Plus: PsiQuantum's Omega chipset & Improved quantum dots

 

This is a preview issue of Quantum Campus, which shares the latest in quantum science and technology. Read by more than 1,400 researchers, we publish on Fridays and are always looking for news from across the country. Want to see your work featured? Submit your ideas to the editor.

Improving quantum dot performance

Chemists at the University of Oklahoma and Northwestern covered perovskite quantum dots with a layer of stacked phenethylammonium ligands to drastically improve the dots’ performance. The crystalized molecular layer neutralizes surface defects and stabilizes the surface lattices, according to an announcement from the University of Oklahoma, and the dots operate at nearly 100 percent efficiency at room temperature.

Traditional quantum dots often fail after as little as 20 minutes. The team’s molecular layer, however, extended the continuous photon emission of the dots to more than 12 hours without any decay and virtually no blinking.

The work was published in Nature Communications.

Three large vials of liquid, shining under a light. The liquids are blue,g green, and red, from left to right.

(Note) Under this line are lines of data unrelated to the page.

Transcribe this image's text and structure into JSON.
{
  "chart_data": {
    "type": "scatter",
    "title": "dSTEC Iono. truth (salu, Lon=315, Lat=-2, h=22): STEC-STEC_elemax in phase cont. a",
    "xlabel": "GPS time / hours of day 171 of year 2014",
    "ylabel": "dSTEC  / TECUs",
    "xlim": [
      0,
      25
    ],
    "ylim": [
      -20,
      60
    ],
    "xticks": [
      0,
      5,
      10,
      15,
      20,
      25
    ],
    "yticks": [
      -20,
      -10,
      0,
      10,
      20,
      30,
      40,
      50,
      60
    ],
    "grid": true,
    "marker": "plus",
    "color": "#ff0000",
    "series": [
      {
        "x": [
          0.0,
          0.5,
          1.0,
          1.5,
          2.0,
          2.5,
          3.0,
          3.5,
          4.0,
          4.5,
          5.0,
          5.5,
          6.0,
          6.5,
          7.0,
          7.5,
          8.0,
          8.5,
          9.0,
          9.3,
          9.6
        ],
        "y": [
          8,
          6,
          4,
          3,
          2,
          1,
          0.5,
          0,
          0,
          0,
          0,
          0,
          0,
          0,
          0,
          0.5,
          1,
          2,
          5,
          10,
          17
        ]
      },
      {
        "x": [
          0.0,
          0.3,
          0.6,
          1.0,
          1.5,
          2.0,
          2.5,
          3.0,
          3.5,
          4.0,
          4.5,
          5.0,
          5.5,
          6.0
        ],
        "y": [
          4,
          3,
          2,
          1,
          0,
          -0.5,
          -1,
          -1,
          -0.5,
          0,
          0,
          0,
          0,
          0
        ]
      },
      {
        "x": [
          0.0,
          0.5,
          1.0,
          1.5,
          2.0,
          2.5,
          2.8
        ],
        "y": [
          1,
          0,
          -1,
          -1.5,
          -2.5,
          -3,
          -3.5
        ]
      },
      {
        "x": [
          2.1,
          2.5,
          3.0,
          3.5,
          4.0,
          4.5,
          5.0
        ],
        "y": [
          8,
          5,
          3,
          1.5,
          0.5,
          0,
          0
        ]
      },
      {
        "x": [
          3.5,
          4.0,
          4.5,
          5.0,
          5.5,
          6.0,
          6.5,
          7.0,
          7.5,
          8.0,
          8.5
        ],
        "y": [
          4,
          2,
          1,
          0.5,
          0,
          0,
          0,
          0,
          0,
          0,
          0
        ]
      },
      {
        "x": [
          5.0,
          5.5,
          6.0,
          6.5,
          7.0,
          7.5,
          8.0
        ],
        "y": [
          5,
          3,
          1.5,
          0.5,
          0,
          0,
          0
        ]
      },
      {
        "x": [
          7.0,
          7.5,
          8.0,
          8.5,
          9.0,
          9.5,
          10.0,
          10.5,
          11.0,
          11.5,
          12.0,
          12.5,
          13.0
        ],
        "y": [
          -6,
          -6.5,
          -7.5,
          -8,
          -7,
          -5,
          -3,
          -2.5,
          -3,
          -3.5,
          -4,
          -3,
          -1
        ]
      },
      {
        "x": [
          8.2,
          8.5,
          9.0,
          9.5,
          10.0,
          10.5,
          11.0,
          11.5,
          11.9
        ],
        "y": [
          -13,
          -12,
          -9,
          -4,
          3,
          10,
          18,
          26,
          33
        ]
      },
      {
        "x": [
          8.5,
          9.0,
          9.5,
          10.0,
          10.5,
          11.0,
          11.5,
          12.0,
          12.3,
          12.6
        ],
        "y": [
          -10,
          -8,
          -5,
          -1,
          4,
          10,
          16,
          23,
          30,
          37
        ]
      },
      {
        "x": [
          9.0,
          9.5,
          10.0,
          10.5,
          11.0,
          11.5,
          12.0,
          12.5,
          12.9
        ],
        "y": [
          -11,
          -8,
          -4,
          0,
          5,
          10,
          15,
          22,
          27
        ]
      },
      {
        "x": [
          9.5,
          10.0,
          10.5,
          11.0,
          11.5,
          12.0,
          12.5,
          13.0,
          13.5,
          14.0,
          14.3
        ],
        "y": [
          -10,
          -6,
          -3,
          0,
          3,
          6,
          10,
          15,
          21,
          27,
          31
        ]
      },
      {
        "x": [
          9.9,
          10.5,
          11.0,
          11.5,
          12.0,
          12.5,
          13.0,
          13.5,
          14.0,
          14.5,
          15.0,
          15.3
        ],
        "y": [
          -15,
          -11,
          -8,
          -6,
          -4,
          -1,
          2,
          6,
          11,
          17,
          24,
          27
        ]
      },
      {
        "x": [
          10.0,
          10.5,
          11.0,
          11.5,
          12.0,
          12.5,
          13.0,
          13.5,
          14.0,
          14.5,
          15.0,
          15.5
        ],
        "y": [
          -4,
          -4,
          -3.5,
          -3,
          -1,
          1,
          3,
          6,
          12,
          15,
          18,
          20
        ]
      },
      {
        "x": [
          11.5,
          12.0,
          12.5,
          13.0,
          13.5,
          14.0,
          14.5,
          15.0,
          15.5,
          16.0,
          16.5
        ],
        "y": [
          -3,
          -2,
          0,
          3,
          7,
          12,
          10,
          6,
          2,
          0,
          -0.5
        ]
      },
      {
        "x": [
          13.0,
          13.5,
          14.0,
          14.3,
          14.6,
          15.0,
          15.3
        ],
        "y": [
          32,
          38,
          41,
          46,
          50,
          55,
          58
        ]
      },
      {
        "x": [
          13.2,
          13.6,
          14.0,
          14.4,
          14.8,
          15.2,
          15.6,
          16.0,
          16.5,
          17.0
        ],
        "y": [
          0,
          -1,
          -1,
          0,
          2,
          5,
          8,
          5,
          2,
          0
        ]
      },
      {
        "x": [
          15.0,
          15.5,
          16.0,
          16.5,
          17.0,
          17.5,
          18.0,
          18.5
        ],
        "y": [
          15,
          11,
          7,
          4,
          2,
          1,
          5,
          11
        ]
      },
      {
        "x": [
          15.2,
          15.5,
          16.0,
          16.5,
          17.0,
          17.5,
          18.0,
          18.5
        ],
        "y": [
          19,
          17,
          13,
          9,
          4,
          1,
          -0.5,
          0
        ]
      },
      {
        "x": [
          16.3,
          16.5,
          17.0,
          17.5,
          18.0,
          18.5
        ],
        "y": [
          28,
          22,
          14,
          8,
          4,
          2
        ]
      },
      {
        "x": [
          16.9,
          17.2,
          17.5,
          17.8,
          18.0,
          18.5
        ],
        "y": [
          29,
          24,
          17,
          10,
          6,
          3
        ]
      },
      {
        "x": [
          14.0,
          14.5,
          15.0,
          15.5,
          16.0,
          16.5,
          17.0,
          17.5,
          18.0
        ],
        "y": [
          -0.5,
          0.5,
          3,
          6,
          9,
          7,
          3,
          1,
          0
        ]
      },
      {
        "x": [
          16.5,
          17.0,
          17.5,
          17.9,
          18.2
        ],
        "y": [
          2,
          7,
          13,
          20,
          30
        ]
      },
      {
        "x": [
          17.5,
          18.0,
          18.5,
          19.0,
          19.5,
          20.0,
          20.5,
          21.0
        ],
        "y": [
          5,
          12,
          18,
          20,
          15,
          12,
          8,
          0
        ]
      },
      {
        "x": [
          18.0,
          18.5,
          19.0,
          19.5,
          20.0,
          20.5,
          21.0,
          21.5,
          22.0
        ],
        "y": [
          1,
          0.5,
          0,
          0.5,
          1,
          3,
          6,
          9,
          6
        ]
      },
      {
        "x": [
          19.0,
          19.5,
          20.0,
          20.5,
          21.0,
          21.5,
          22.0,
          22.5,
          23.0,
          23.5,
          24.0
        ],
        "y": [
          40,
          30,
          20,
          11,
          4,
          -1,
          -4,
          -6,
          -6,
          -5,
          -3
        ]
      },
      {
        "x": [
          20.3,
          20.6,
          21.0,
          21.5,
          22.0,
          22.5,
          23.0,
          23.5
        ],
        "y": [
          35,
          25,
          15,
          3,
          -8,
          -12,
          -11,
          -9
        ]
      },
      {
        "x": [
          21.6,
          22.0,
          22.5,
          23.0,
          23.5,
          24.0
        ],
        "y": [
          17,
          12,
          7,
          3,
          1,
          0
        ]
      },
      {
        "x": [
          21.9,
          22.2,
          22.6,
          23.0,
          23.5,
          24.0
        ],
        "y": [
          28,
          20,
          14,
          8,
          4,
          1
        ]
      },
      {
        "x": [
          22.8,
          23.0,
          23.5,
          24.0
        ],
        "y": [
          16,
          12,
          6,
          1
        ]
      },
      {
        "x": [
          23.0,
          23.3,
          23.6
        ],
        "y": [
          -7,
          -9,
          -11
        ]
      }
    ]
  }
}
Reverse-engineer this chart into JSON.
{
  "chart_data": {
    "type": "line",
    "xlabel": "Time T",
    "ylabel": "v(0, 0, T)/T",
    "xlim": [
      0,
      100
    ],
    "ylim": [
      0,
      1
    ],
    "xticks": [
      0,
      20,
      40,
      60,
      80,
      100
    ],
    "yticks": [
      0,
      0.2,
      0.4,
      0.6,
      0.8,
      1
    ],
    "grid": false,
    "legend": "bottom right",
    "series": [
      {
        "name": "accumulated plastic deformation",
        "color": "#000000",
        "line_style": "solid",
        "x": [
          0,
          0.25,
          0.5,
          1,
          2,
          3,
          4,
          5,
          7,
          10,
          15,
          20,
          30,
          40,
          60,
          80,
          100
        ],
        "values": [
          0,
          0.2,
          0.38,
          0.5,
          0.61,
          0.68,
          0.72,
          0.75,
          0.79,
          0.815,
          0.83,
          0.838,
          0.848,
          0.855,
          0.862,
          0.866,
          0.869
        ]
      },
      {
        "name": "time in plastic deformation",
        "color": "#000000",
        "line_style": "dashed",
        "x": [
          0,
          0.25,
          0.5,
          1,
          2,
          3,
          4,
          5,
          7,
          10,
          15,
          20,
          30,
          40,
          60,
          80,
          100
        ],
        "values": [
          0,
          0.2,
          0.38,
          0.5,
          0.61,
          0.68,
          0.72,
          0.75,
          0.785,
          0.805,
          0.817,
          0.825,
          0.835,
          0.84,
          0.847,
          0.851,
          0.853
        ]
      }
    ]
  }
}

Synthesized quantum dots suspended in solvents under laser irradiation. Image from Jonathan Kyncl/University of Oklahoma.

Quantum sensors

Scientists at the University of Colorado Boulder and NIST developed a new frequency comb laser capable of identifying the constituent molecules within a gas at concentrations down to parts per trillion. Their technique, called modulated ringdown comb interferometry, is simple enough to be deployed quickly on everything from diagnosing illnesses to tracking greenhouse gas emissions from factories, according to the team.

“Even today I still find it unbelievable that the most capable sensing tool can in fact be built with such simplicity, using only mature technical ingredients but tied together with a clever computation algorithm,” said Qizhong Liang, lead author and a PhD student at CU Boulder and NIST’s JILA institute.

Read the full paper in Nature.

A man in large white goggles and blue gloves works on a piece of laser-based equipment. The equipment is out of focus in the foreground.

Qizhong Liang at work. Image from Patrick Campbell/CU Boulder.

‘Significant national priority’

Paul Stimers, the executive director of the Quantum Industry Coalition, discussed the future of federal funding, the reauthorization of the National Quantum Initiative, and the new director of the Office of Science and Technology Policy in an extended interview with Politico.

“Everybody readily understands that quantum computing, quantum clocks and sensors, quantum networking, quantum communication and post quantum cryptography are critically important from a national security perspective,” Stimers said.

That’s just not something we can allow ourselves to fall behind on, and nobody is suggesting otherwise…I think obviously we’re seeing a certain amount of disruption as DOGE [the White House’s Department of Government Efficiency] does its work. I expect that areas like quantum that are of significant national priority for the United States will turn out to be priorities when all is said and done.”

Read the full interview.

PsiQuantum’s new chipset

PsiQuantum announced its new quantum photonic chipset “purpose-built for utility-scale quantum computing.” Called Omega, it contains “all the advanced components required to build million-qubit-scale quantum computers,” according to the company.

Details of the chipset were released on Wednesday, showing 99.98 percent single-qubit state preparation and measurement fidelity, 99.5 percent two-photon quantum interference visibility, and 99.72 percent chip-to-chip quantum interconnect fidelity. It will be manufactured at at GlobalFoundries in New York.

These results were published in Nature.